Slice of Life: Sex on the beach? LOL!
You know those occasional mental flashbacks that make your heart sink, your brain freeze and your body shudder? Those little reminders of all our terrible moments of ill-judgement? We all own a cognitive documentary that charts a comprehensive history of all our silly mistakes and, yes, we all shudder at the mere thought of them.

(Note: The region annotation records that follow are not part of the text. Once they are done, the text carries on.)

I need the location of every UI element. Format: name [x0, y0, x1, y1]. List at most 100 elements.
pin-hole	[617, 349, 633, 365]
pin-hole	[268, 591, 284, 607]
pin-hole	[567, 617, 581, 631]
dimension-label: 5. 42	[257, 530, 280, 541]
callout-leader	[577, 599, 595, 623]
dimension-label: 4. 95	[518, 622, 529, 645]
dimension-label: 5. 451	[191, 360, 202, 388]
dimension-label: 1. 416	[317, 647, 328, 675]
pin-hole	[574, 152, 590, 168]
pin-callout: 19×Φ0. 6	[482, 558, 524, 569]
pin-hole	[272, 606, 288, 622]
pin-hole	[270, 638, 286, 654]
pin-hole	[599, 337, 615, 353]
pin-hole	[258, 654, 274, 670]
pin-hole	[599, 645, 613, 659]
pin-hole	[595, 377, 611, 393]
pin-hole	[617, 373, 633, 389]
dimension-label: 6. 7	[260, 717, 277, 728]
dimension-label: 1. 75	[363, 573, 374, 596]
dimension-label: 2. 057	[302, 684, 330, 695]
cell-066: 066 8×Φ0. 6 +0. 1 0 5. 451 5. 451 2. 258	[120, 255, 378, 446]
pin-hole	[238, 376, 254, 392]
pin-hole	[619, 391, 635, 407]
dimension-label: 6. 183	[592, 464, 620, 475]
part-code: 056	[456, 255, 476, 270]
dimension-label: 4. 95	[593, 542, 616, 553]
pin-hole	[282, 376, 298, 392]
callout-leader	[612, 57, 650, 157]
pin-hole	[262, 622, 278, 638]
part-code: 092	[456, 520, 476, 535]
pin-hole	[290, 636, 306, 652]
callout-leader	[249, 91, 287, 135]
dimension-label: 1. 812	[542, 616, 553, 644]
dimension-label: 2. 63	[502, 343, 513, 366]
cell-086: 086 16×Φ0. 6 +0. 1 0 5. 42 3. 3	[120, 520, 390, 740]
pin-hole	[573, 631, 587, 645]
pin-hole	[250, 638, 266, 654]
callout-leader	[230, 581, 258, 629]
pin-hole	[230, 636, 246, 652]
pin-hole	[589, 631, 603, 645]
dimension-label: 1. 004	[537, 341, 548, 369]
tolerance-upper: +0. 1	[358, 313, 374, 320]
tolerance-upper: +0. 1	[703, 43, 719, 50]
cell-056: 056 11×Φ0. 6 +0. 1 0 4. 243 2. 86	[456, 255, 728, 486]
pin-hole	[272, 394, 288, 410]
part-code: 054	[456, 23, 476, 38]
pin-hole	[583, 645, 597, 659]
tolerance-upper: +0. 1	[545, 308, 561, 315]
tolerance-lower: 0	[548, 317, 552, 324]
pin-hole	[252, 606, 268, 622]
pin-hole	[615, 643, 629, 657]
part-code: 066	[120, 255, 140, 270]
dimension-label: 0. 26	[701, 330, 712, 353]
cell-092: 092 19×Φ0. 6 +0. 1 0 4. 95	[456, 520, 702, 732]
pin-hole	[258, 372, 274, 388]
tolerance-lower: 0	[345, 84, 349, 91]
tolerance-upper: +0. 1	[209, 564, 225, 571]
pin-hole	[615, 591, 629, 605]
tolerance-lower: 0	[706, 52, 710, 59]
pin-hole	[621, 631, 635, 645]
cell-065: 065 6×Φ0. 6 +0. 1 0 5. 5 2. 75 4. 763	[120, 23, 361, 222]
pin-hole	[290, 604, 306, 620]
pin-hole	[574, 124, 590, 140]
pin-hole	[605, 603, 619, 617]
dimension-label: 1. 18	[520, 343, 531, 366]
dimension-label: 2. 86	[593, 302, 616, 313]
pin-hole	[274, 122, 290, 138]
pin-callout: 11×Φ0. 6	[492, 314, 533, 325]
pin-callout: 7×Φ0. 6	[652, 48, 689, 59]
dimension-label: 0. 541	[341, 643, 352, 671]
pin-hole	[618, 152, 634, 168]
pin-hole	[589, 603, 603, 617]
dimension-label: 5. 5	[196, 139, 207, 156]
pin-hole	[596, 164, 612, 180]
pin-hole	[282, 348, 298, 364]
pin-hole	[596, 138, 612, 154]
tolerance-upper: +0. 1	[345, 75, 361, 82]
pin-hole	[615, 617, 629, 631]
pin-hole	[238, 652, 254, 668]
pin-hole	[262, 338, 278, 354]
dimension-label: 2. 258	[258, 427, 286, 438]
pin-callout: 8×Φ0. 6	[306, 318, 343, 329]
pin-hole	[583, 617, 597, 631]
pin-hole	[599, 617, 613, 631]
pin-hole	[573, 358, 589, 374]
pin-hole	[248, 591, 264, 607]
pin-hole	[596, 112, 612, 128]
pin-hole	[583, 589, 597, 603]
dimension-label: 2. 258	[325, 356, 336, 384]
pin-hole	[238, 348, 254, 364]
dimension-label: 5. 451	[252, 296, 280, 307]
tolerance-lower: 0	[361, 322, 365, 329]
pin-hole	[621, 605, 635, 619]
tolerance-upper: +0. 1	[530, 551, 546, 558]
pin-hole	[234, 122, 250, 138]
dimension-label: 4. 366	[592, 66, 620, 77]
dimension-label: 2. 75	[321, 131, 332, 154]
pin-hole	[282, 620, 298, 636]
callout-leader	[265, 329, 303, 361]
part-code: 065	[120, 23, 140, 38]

I’m mentioning this because of a little beach party in Shek O a couple of weeks ago (if you were there, you’ll know the one we’re talking about). Ecstatic couples were copulating in the sand with their pervert friends crowding around as if they were watching an unstaged version of a red light district show. Next to them, a guy had slipped and fallen face first on a rock, blood spurting from every angle of his face after his friends had oh-so-caringly taken flight. There were drunkards rowing, girls crying and guys fingering their catches for the evening at the bar. This was a party scene from the underworld. And the most (un)surprising matter of all? Most of the protagonists were preparing for their GSCEs or A-levels.
We all have an unwatchable mental movie swimming in our heads. And no matter how hard we try to bury that footage, the uninvited sequence has a mind of its own, resurfacing unwanted at regular intervals, impossible to shut away and control. But, here’s the thing: they might make uncomfortable viewing but they’re a necessary evil. Making a life blooper is the emotional equivalent of acquiring a new physical skill through trial and error, akin to learning how to ride a bike hands-free. You might fall off the first few times, maybe scar a knee. But you’ll eventually cycle off, banking a new party trick for the future in the process.
Unfortunately, as Hongkongers, we love bubble wrapping ourselves. It doesn’t help that most of us grow up in bouncy castles with caring parents banning us from any form of dangerous exposure. We are forbidden from bruising – both physical and psychological – so it’s hardly a surprise that we’ve become so content with a storm-free life, happy with the idea of journeying to the grave not having lived and experienced?
And with our increasingly social networked world, our lives are slowly shifting from real to virtual. Sharing used to mean communicating experience, and it has now become a habitual clicking of the ‘Share’ button. Happy means :). Sad means :(. For stronger emotions, try LOL and the wailer emoticon. But with kids and teenagers spending increasingly more time online, how exactly do they grasp the ins-and-outs of life with so little exposure to real experiences? Will our future generations become so emotionally one-dimensional, capable only of ‘like’ and ‘unlike’? Since there are no emojis for jealousy, sensuality and sympathy, does it mean that these emotions will eventually become obsolete.
Which brings me back to the beach. There was no ROFLing or other webified versions of laughter, no reactions dictated by button – only sharing of a different kind, for which I can only give my kudos. We are better off learning the peril of growing molluscs in our v-jay-jay, expanding our collection of gruesome mental images than LOL-ing at that Titty Boom Box YouTube video.
Inspired by the inappropriate actions surrounding me, I stripped off my bikini and swam off in darkness with a man I had only just met. Lesson number one: don’t stop making silly mistakes in life. Just live it.